Quand on voit le public mélangé qui s’est rassemblé devant la main stage, que tout le monde est dans le même truc, on se dit qu’en termes de « générations », les questions d’âge ne comptent plus trop…
« Dans ce que j’écris pour le moment, raconte Kaer un peu plus tôt dans l’après-midi, j’ai une phrase, justement : « Ils sont has been, je suis vintage. » Et je trouve que ça correspond même bien avec le titre « Comme à l’ancienne ». C’est vrai qu’on est un peu vintage… C’est quoi ? On traverse les époques. On est comme une belle pièce que les gens trouvent sur eBay, ou un bon vinyle. » Et Pavé d’ajouter (en mc qui sait) : « Et puis le terme vintage au départ n’a rien à voir avec l’âge, ça veut dire vendange. C’est une bonne année ! »

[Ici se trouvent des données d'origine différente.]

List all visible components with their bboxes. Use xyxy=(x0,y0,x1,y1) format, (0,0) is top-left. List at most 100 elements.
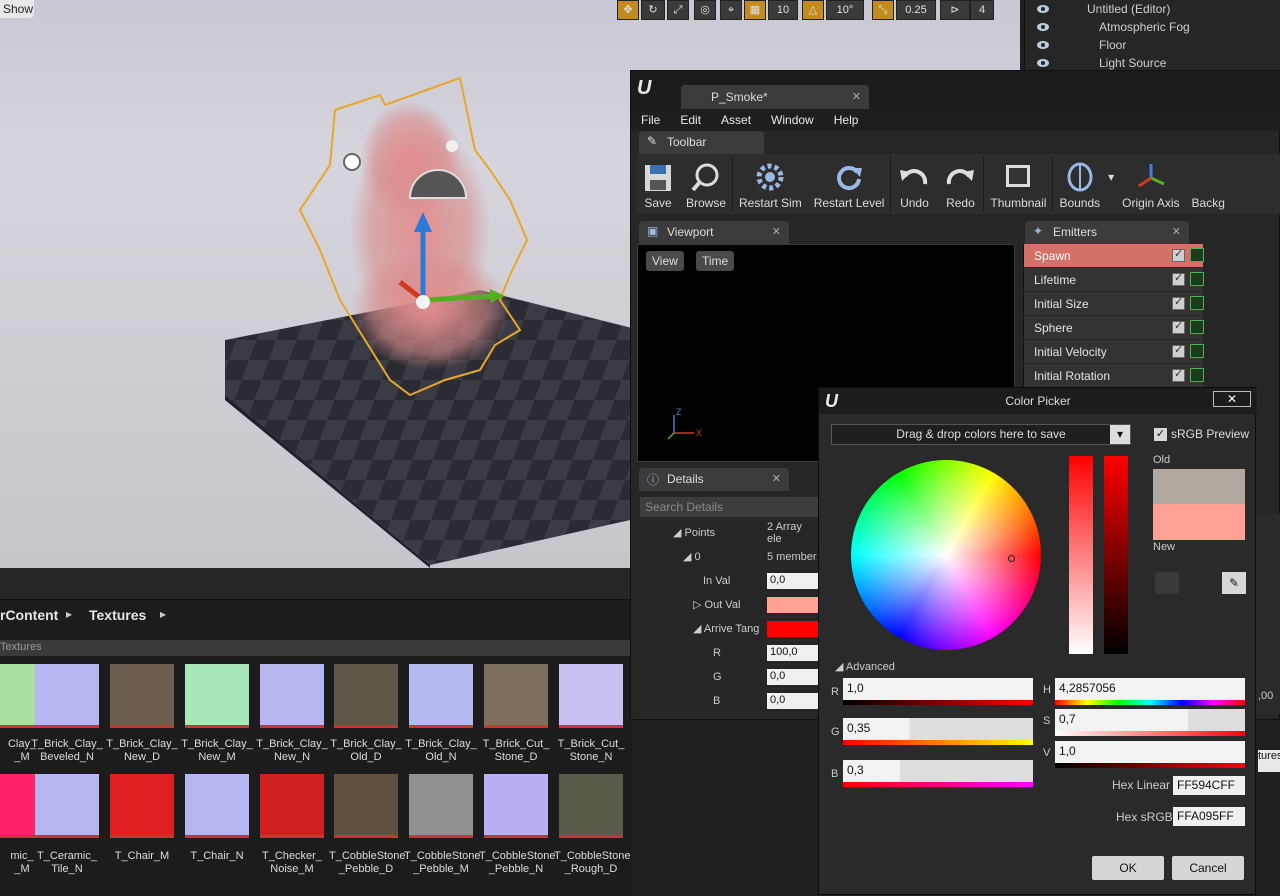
origin-axis-button[interactable]: Origin Axis xyxy=(1116,154,1185,214)
emitter-module-row[interactable]: Initial Size xyxy=(1023,292,1204,315)
scale-snap-icon[interactable]: ⤡ xyxy=(872,0,894,20)
tab-viewport[interactable]: ▣ Viewport ✕ xyxy=(639,221,789,244)
tab-emitters[interactable]: ✦ Emitters ✕ xyxy=(1025,221,1189,244)
curve-editor-icon[interactable] xyxy=(1190,272,1204,286)
eye-icon[interactable] xyxy=(1037,5,1049,13)
outliner-item[interactable]: Atmospheric Fog xyxy=(1025,18,1280,36)
world-space-icon[interactable]: ◎ xyxy=(694,0,716,20)
cancel-button[interactable]: Cancel xyxy=(1172,856,1244,880)
time-button[interactable]: Time xyxy=(696,251,735,271)
rotation-snap-value[interactable]: 10° xyxy=(826,0,864,20)
module-enabled-checkbox[interactable] xyxy=(1172,319,1185,334)
eye-icon[interactable] xyxy=(1037,41,1049,49)
bounds-dropdown[interactable]: ▾ xyxy=(1106,154,1116,214)
r-slider[interactable]: 1,0 xyxy=(843,678,1033,700)
saturation-slider[interactable] xyxy=(1069,456,1093,654)
rotation-snap-icon[interactable]: △ xyxy=(802,0,824,20)
color-wheel-cursor[interactable] xyxy=(1008,555,1015,562)
scale-tool-icon[interactable]: ⤢ xyxy=(667,0,689,20)
emitter-module-row[interactable]: Sphere xyxy=(1023,316,1204,339)
search-details-input[interactable]: Search Details xyxy=(640,497,820,517)
chevron-down-icon[interactable]: ▾ xyxy=(1110,425,1130,444)
grid-snap-value[interactable]: 10 xyxy=(768,0,798,20)
outliner-item[interactable]: Untitled (Editor) xyxy=(1025,0,1280,18)
texture-thumbnail[interactable] xyxy=(409,664,473,728)
h-slider[interactable]: 4,2857056 xyxy=(1055,678,1245,700)
close-icon[interactable]: ✕ xyxy=(1172,225,1181,238)
emitter-module-row[interactable]: Initial Velocity xyxy=(1023,340,1204,363)
menu-help[interactable]: Help xyxy=(824,109,869,131)
ok-button[interactable]: OK xyxy=(1092,856,1164,880)
curve-editor-icon[interactable] xyxy=(1190,320,1204,334)
texture-thumbnail[interactable] xyxy=(484,774,548,838)
g-slider[interactable]: 0,35 xyxy=(843,718,1033,740)
close-icon[interactable]: ✕ xyxy=(772,472,781,485)
background-color-button[interactable]: Backg xyxy=(1186,154,1225,214)
module-enabled-checkbox[interactable] xyxy=(1172,295,1185,310)
camera-speed-icon[interactable]: ⊳ xyxy=(940,0,970,20)
texture-thumbnail[interactable] xyxy=(409,774,473,838)
color-wheel[interactable] xyxy=(851,460,1041,650)
texture-thumbnail[interactable] xyxy=(260,774,324,838)
redo-button[interactable]: Redo xyxy=(937,154,983,214)
undo-button[interactable]: Undo xyxy=(891,154,937,214)
eyedropper-icon[interactable]: ✎ xyxy=(1222,572,1246,594)
rotate-tool-icon[interactable]: ↻ xyxy=(641,0,665,20)
module-enabled-checkbox[interactable] xyxy=(1172,247,1185,262)
menu-asset[interactable]: Asset xyxy=(711,109,761,131)
curve-editor-icon[interactable] xyxy=(1190,344,1204,358)
texture-thumbnail[interactable] xyxy=(110,774,174,838)
texture-thumbnail[interactable] xyxy=(559,774,623,838)
restart-level-button[interactable]: Restart Level xyxy=(808,154,891,214)
breadcrumb-item[interactable]: Textures xyxy=(89,607,146,623)
tab-details[interactable]: ⓘ Details ✕ xyxy=(639,468,789,491)
bounds-button[interactable]: Bounds xyxy=(1053,154,1106,214)
color-wheel-mode-icon[interactable] xyxy=(1155,572,1179,594)
outliner-item[interactable]: Floor xyxy=(1025,36,1280,54)
close-icon[interactable]: ✕ xyxy=(852,90,861,103)
value-slider[interactable] xyxy=(1104,456,1128,654)
browse-button[interactable]: Browse xyxy=(680,154,732,214)
texture-thumbnail[interactable] xyxy=(334,774,398,838)
module-enabled-checkbox[interactable] xyxy=(1172,271,1185,286)
emitter-module-row[interactable]: Initial Rotation xyxy=(1023,364,1204,387)
texture-thumbnail[interactable] xyxy=(35,774,99,838)
emitter-module-row[interactable]: Lifetime xyxy=(1023,268,1204,291)
curve-editor-icon[interactable] xyxy=(1190,296,1204,310)
close-button[interactable]: ✕ xyxy=(1213,391,1251,407)
texture-thumbnail[interactable] xyxy=(35,664,99,728)
b-slider[interactable]: 0,3 xyxy=(843,760,1033,782)
close-icon[interactable]: ✕ xyxy=(772,225,781,238)
eye-icon[interactable] xyxy=(1037,23,1049,31)
grid-snap-icon[interactable]: ▦ xyxy=(744,0,766,20)
view-button[interactable]: View xyxy=(646,251,684,271)
camera-speed-value[interactable]: 4 xyxy=(970,0,994,20)
tab-p-smoke[interactable]: P_Smoke* ✕ xyxy=(681,85,869,109)
surface-snap-icon[interactable]: ⌖ xyxy=(720,0,742,20)
hex-linear-input[interactable]: FF594CFF xyxy=(1173,776,1245,795)
texture-thumbnail[interactable] xyxy=(334,664,398,728)
curve-editor-icon[interactable] xyxy=(1190,248,1204,262)
v-slider[interactable]: 1,0 xyxy=(1055,741,1245,763)
module-enabled-checkbox[interactable] xyxy=(1172,343,1185,358)
texture-thumbnail[interactable] xyxy=(110,664,174,728)
advanced-toggle[interactable]: ◢ Advanced xyxy=(835,660,895,673)
breadcrumb-item[interactable]: rContent xyxy=(0,607,58,623)
srgb-preview-checkbox[interactable]: ✓ xyxy=(1154,428,1167,441)
texture-thumbnail[interactable] xyxy=(260,664,324,728)
emitter-module-row[interactable]: Spawn xyxy=(1023,244,1204,267)
texture-thumbnail[interactable] xyxy=(559,664,623,728)
menu-window[interactable]: Window xyxy=(761,109,824,131)
texture-thumbnail[interactable] xyxy=(185,774,249,838)
texture-thumbnail[interactable] xyxy=(484,664,548,728)
thumbnail-button[interactable]: Thumbnail xyxy=(984,154,1052,214)
menu-edit[interactable]: Edit xyxy=(670,109,711,131)
hex-srgb-input[interactable]: FFA095FF xyxy=(1173,807,1245,826)
s-slider[interactable]: 0,7 xyxy=(1055,709,1245,731)
tab-toolbar[interactable]: ✎ Toolbar xyxy=(639,131,764,154)
menu-file[interactable]: File xyxy=(631,109,670,131)
translate-tool-icon[interactable]: ✥ xyxy=(617,0,639,20)
right-edge-filter[interactable]: tures xyxy=(1258,750,1280,772)
save-button[interactable]: Save xyxy=(636,154,680,214)
eye-icon[interactable] xyxy=(1037,59,1049,67)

A propos des réactions du public d’aujourd’hui, Fred constate qu’elles sont plus démonstratives. « Je vois même des gens chanter les scratches, maintenant ! » Kaer : « C’est vrai que c’est très inspirant. Ça donne envie de reste là-dedans, alors qu’on essaie de nous couper l’herbe sous le pied. En Belgique, je crois qu’on essaie d’éliminer le droit d’être artiste. Quel groupe, d’où qu’il sorte, va aujourd’hui trouver l’équivalent de jours de concerts réclamés par l’ONEM ? C’est déjà dur pour nous qui sommes dans le système depuis longtemps, alors pour ceux qui vont arriver, c’est carrément mission impossible ! Mais donc, c’est vrai que c’est très inspirant, parce qu’on se rend compte qu’on a toujours des choses à défendre, des choses à dire, sur scène ou en interview. »
Pavé conclut : « Je me souviens quand nous avons joué à Gand, au Vooruit, d’avoir vu un couple de parents avec leurs enfants. C’est important, la transmission ! »
Didier Stiers
(Photos : Michel Tonneau)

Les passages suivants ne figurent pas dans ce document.